While often framed in English-language media as a stalwart of European liberalism, Macron in recent years has been preoccupied with appealing to right-leaning voters as a “law and order” politician, backing draconian anti-crime measures and shifting French politics even further right. On television last year, Macron’s hardline interior minister, Gérald Darmanin, accused Le Pen of being too “soft” on Islamism and migration—a remarkable criticism for an ostensibly liberal politician to lob at any member of the infamously anti-immigrant National Rally. (Le Pen herself looked stunned.)

Entering the second round, the tenor of French liberal punditry in the last week may now sound familiar to veterans of the U.S. Democratic primaries in 2016 and 2020: Will the idealists who backed left-wing populism grit their teeth and vote for a centrist (Macron)? Or will they defect to the far right out of frustration with the establishment? They might also, talking heads argue, take a middle route: Sit out the most important election of their lives and hand the country over to fascists.

Haeringer framed the challenge of avoiding a Le Pen presidency a bit differently. Without Mélenchon, he says, the 24 percent of voters who have said they’re now open to voting for Le Pen may well have voted for her in the first round. “We need to shift these 24 percent from active supporters of Le Pen to staying home,” he says, adding that it’d be hard to convince young voters, especially, that Macron is any better than Le Pen on climate. “That’s the work in the next two weeks: to say, ‘Yes, Macron is a catastrophe, but fighting Le Pen will be much worse.’”

The hope now for French climate activists and leftists alike is that parliamentary elections in June can offer a counterweight to whoever takes the presidency later this month, and push the country in a more progressive direction. Depriving either Macron or Le Pen of a parliamentary majority would be an enormous, virtually unprecedented lift, in no small part because of long-running divisions on the French left. Those have been inflamed by what many in Mélenchon’s camp see as disastrous decisions by the Greens and Communist parties to run their own candidates rather than consolidating support behind him.
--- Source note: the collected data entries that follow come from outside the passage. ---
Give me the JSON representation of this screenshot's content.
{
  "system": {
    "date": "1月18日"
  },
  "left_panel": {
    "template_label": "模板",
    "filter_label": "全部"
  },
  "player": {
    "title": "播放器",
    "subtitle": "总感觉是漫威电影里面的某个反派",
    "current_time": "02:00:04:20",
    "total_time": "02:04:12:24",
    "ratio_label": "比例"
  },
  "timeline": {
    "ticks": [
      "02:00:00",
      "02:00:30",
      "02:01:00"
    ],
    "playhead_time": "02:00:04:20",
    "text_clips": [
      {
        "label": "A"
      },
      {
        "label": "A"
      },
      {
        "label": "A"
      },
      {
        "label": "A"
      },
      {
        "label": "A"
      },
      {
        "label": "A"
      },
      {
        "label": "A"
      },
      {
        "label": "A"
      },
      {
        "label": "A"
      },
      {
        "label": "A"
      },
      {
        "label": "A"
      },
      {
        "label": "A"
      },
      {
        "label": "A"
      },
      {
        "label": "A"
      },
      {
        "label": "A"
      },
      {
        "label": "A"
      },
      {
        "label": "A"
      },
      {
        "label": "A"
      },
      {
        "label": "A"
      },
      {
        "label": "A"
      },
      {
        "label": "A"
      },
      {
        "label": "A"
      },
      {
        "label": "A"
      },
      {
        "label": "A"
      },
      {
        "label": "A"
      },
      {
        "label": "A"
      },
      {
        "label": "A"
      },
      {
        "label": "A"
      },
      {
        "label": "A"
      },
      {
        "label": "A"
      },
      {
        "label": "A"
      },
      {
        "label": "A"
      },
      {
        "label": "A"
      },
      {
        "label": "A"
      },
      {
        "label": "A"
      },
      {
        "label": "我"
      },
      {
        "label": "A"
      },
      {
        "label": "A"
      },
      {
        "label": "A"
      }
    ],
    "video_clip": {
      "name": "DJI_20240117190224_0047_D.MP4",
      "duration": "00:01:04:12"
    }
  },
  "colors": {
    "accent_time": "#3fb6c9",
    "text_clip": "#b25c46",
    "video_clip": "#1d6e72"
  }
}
But Haeringer and Charbonnier both see some cause for hope. Paradoxically, Charbonnier says, the election was helpful in cohering climate-concerned voters with the rest of the left, and—to a certain extent—in cohering the left itself. “It looks like we have a tripartition: the center, far right, and the left, and the left includes the green movement now. The question is how this red-green movement comes to a majority, and we are still a long way off from that.”

Haeringer saw a silver lining, as well, in the quality of the coalition that united behind Mélenchon. His electoral coalition mirrored that of Bernie Sanders in the U.S. and, together with the Green Party, captured 40 percent of voters under 35. In a change from past years, Mélenchon made explicit appeals against racism, Islamophobia, and police violence and won broad support in both diverse, working-class suburbs and urban neighborhoods and French colonies, including Guadalupe and Martinique, which are already being ravaged by rising temperatures. “This is where the left in France can become genuinely intersectional—in the place where Mélenchon came in first,” Haeringer told me. “You can start to build something that would be a new left led by people of color, by women, and by people from the colonies who have been completely ignored and invisibilized.”

If Le Pen were to win, Charbonnier says it’s unlikely that reducing emissions would be top of mind for many. “They’d be more afraid of the unleashing of street gangs, of police brutality and the collapse of the rule of law,” he told me. “To be frank, I think environmental and climate issues would be the least of our concerns.”